Les médias en font des tonnes alors malgré les 800 pages grand format, comment aurais-je pû résister à : "Un immense livre à tous points de vue. Dickens avec des flingues, Dostoïevski sous amphétamines, Tolstoï chez les marchands d'art."(TheTimes - Londres).
Alors sachez le, si vous n'avez pas le temps, l'envie ou le courage de lire le gros volume : pas d'inquiètude, vous ne manquerez le chef d'œuvre de l'année, et pas dit non plus que vous vous priviez d'un bon moment de lecture.
Dona Tartt a incontestablement une certaine imagination et elle aime les histoires mais que c'est long !!!
Les personnages sont intéressants et attachants et pourtant l'émotion ne passe pas, l'auteur est très prolixe mais ne touche pas avec ses mots, c'est comme si elle avait besoin d'en écrire des pages et des pages pour faire passer une idée, une image ou une émotion alors que le mot juste, la phrase qui claque ou qui réchauffe devraient suffire.
Je me suis sentie submergée par ces pages qui défilent et n'apportent rien de plus, d'autant que plus on avance dans l'histoire plus on s'aperçoit que cette histoire n'a finalement rien d'exceptionnel ou plutôt qu'elle avait le potentiel pour en être une ... mais l'auteur en a écrit une autre !
L'histoire commence le jour où le jeune Théo accompagne sa mère dans un grand musée New-Yorkais. Alors qu'il se trouve devant une oeuvre inestimable bien que très petite, "Le chardonneret", une bombe explose. Vous en dire davantage nuirait à votre lecture, mais disons que c'est le début d'un long parcours initiatique pour ce jeune garçon.
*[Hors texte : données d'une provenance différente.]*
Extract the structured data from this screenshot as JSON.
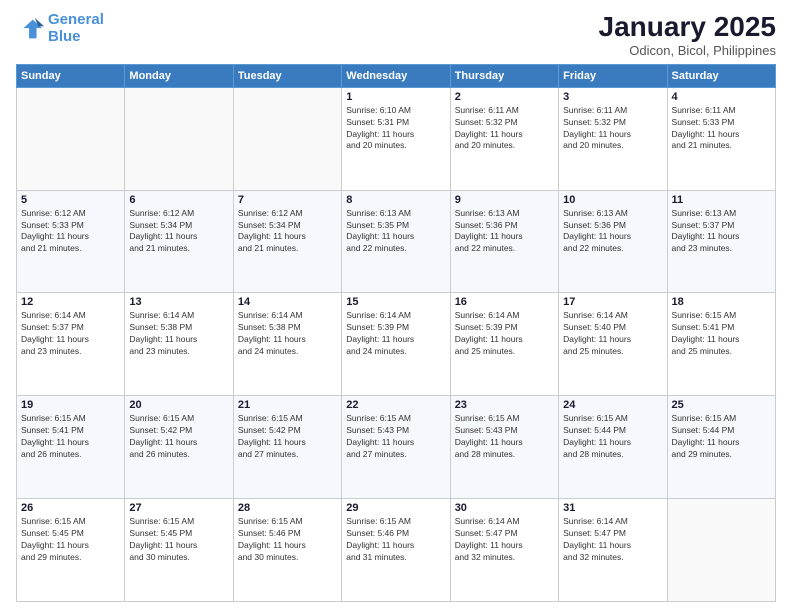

Alors pourquoi tant de bruits autour de ce roman ? Les critiques littéraires ont-ils vraiment lu les 800 pages ? Je n'ai aucun élément de réponses fiables à vous livrer ... mais enfin ça sent l'opération marketing à plein nez, et c'est bien dommage car avec moins de bruit j'aurais peut-être été plus clémente ! L'inconvénient est qu'à nous promettre une merveille, eh, eh forcément on s'attend à une merveille .
Le mot de l'éditeur :
Theo Decker a treize ans. Il vit les derniers instants de sa vie d’enfant. Survivant miraculeux d’une explosion gigantesque en plein New York, il se retrouve seul dans la ville, orphelin, et se réfugie chez les parents d’un ami pour échapper aux services sociaux. Mais cette situation ne pourra être que temporaire. Désormais Theo va comprendre très jeune, qu’il ne peut compter que sur lui-même. Tout ce qui lui reste de cette journée où il a perdu sa mère, c’est un tableau, une toile de maître minuscule, envoûtante, infiniment précieuse et qu’il n’a pas le droit de posséder. Mais il ne peut plus s’en détacher. Et elle va l’entraîner dans les mondes souterrains et mystérieux de l’art. La maîtrise du suspens et le foisonnement de l’intrigue sont les deux signatures de Donna Tartt. Son écriture coule, précise et magnifique, collée aux pas de son héros, d’un rebondissement à un autre, sans jamais lâcher le lecteur. Ce nouveau grand roman est une nouvelle prouesse, dans une Amérique hantée par ses démons, esclave de ses obsessions et consumée par ses ambitions.
Roman d’initiation à la Dickens, portrait féroce et actuel d’un pays, rythmé comme un thriller et profondément intime, Le Chardonneret condense en dix ans d’écriture et plus de 600 pages, tous les talents et toute l’aura de Donna Tartt.